Il est enfin demandé aux banques de financer la transition vers une économie fondée sur des émissions de gaz carbonique nulles ou faibles. Elles devraient développer une stratégie proactive pour investir dans des programmes et des projets d'énergie renouvelable et d'efficacité énergétique. Les banques devraient en outre développer pour leurs clients une gamme de produits et services consacrés à l'amélioration du climat, comme des programmes visant à aider les consommateurs à acheter des maisons et des appareils offrant le meilleur rendement énergétique ou à investir leur épargne de manière plus favorable pour le climat. Les banques pourraient enfin exiger de leurs clients actifs dans l'immobilier de respecter des critères rigoureux d'efficacité énergétique et de structurer leurs investissements pour améliorer cette efficacité.8

Et en Belgique ?

Parmi les banques présentes en Belgique, le Crédit agricole, ING et ABN AMRO reçoivent de Bantrack une note de 1 sur 4 ; ce qui signifie que ces institutions financières reconnaissent leur responsabilité dans les émissions de gaz à effet de serre qu'elles financent, mais qu'elles n'y apportent pas de réponse.

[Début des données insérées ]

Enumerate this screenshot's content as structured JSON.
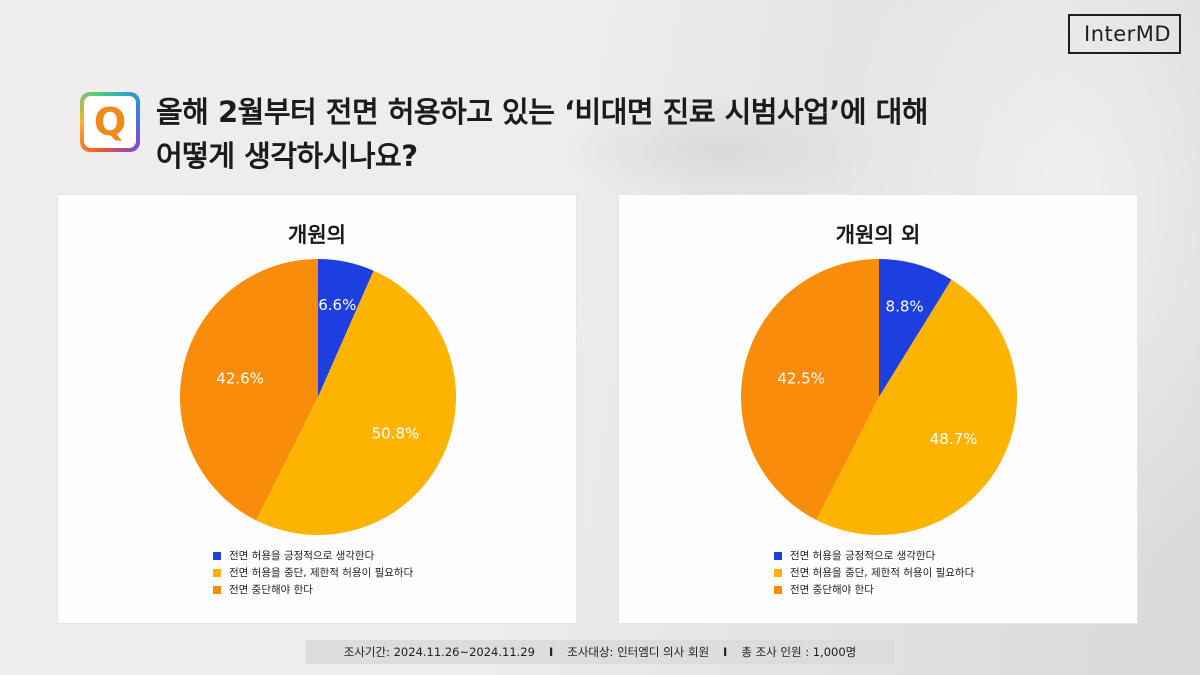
{
  "brand": {
    "logo_text": "InterMD"
  },
  "question": {
    "badge": "Q",
    "line1": "올해 2월부터 전면 허용하고 있는 ‘비대면 진료 시범사업’에 대해",
    "line2": "어떻게 생각하시나요?"
  },
  "colors": {
    "positive": "#1e3fe0",
    "restrict": "#fcb400",
    "stop": "#f98c0b"
  },
  "legend": [
    "전면 허용을 긍정적으로 생각한다",
    "전면 허용을 중단, 제한적 허용이 필요하다",
    "전면 중단해야 한다"
  ],
  "chart_data": [
    {
      "type": "pie",
      "title": "개원의",
      "categories": [
        "전면 허용을 긍정적으로 생각한다",
        "전면 허용을 중단, 제한적 허용이 필요하다",
        "전면 중단해야 한다"
      ],
      "values": [
        6.6,
        50.8,
        42.6
      ],
      "labels": [
        "6.6%",
        "50.8%",
        "42.6%"
      ],
      "legend_position": "bottom"
    },
    {
      "type": "pie",
      "title": "개원의 외",
      "categories": [
        "전면 허용을 긍정적으로 생각한다",
        "전면 허용을 중단, 제한적 허용이 필요하다",
        "전면 중단해야 한다"
      ],
      "values": [
        8.8,
        48.7,
        42.5
      ],
      "labels": [
        "8.8%",
        "48.7%",
        "42.5%"
      ],
      "legend_position": "bottom"
    }
  ],
  "footer": {
    "period": "조사기간: 2024.11.26~2024.11.29",
    "separator": "I",
    "target": "조사대상: 인터엠디 의사 회원",
    "total": "총 조사 인원 : 1,000명"
  }
}
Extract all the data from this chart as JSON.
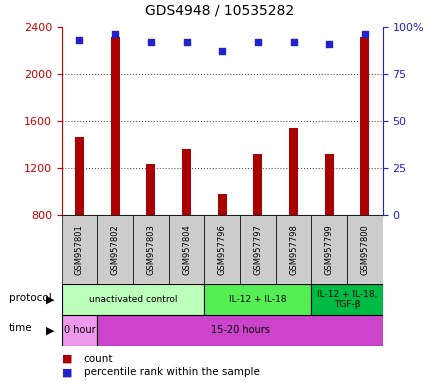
{
  "title": "GDS4948 / 10535282",
  "samples": [
    "GSM957801",
    "GSM957802",
    "GSM957803",
    "GSM957804",
    "GSM957796",
    "GSM957797",
    "GSM957798",
    "GSM957799",
    "GSM957800"
  ],
  "counts": [
    1460,
    2310,
    1230,
    1360,
    980,
    1320,
    1540,
    1320,
    2310
  ],
  "percentile_ranks": [
    93,
    96,
    92,
    92,
    87,
    92,
    92,
    91,
    96
  ],
  "ylim_left": [
    800,
    2400
  ],
  "ylim_right": [
    0,
    100
  ],
  "yticks_left": [
    800,
    1200,
    1600,
    2000,
    2400
  ],
  "yticks_right": [
    0,
    25,
    50,
    75,
    100
  ],
  "ytick_labels_right": [
    "0",
    "25",
    "50",
    "75",
    "100%"
  ],
  "bar_color": "#aa0000",
  "dot_color": "#2222cc",
  "bar_width": 0.25,
  "protocol_groups": [
    {
      "label": "unactivated control",
      "start": 0,
      "end": 4,
      "color": "#bbffbb"
    },
    {
      "label": "IL-12 + IL-18",
      "start": 4,
      "end": 7,
      "color": "#55ee55"
    },
    {
      "label": "IL-12 + IL-18,\nTGF-β",
      "start": 7,
      "end": 9,
      "color": "#00bb44"
    }
  ],
  "time_groups": [
    {
      "label": "0 hour",
      "start": 0,
      "end": 1,
      "color": "#ee99ee"
    },
    {
      "label": "15-20 hours",
      "start": 1,
      "end": 9,
      "color": "#cc44cc"
    }
  ],
  "protocol_label": "protocol",
  "time_label": "time",
  "legend_count": "count",
  "legend_pct": "percentile rank within the sample",
  "grid_color": "#555555",
  "left_axis_color": "#cc0000",
  "right_axis_color": "#2222cc",
  "bg_color": "#ffffff"
}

Fortis, Dexia et KBC reçoivent, quant à elles, une note de 2 sur 4, ce qui les place dans le lot de tête du secteur. Cette notation signifie que soit elles intègrent dans leur stratégie l'objectif de mesurer et de réduire les émissions de gaz à effet de serre dans les projets qu'elles financent, soit qu'elles prennent des mesures concrètes pour déplacer les financements qu'elles accordent vers les énergies renouvelables et les économies d'énergie.9

Conclusions

Comme on le voit, si le tableau belge n'est pas franchement mauvais, il est loin d'être bon et les banques belges pourraient redoubler d'effort pour intégrer la lutte contre le réchauffement climatique dans leur stratégie d'entreprise. Les exemples et les outils font florès en la matière. Seule la volonté peut, le cas échéant, faire défaut. Aux parties prenantes du monde bancaire – et en premier lieu aux clients – de donner de la voix pour attiser une volonté encore trop incertaine!

 

1 “A Big Deal : Corporate Social Responsability and the Finance Sector in Europe”, décembre 2005, http://www.amisdelaterre.org/IMG/pdf/a_big_deal_-_uk_ngos_dec_05.pdf

2 « Banques françaises et environnement : presque tout reste à faire », février 2006, http://www.amisdelaterre.org/IMG/pdf/Rapport_banques_et_envt_fev_06-3.pdf

3 “Top Five Socially Responsible Investing News Stories of 2006”, http://www.socialfunds.com/news/article.cgi/article2197.html

5 Le Carbon Disclosure Project(CDP regroupe investisseurs et assureurs déterminés à faire pression sur les entreprises pour qu’elles maîtrisent leur « risque carbone » au même titre que d’autres risques liés à la pollution.

6 « Banques françaises et environnement : presque tout reste à faire », op.cit.

7 BankTrack est un réseau d’organisations non gouvernementales (ONG) et d’individus qui surveille les opérations du secteur financier privé (banques commerciales, investisseurs, compagnies d’assurance, fonds de pension) ainsi que les impacts de ses opérations sur l’Homme et la planète.

8 A Challenging Climate, What international banks should do to combat climate change, 2007.

9 Banktrack, Mind the gap, Benchmarking credit policies of international banks, décembre 2007.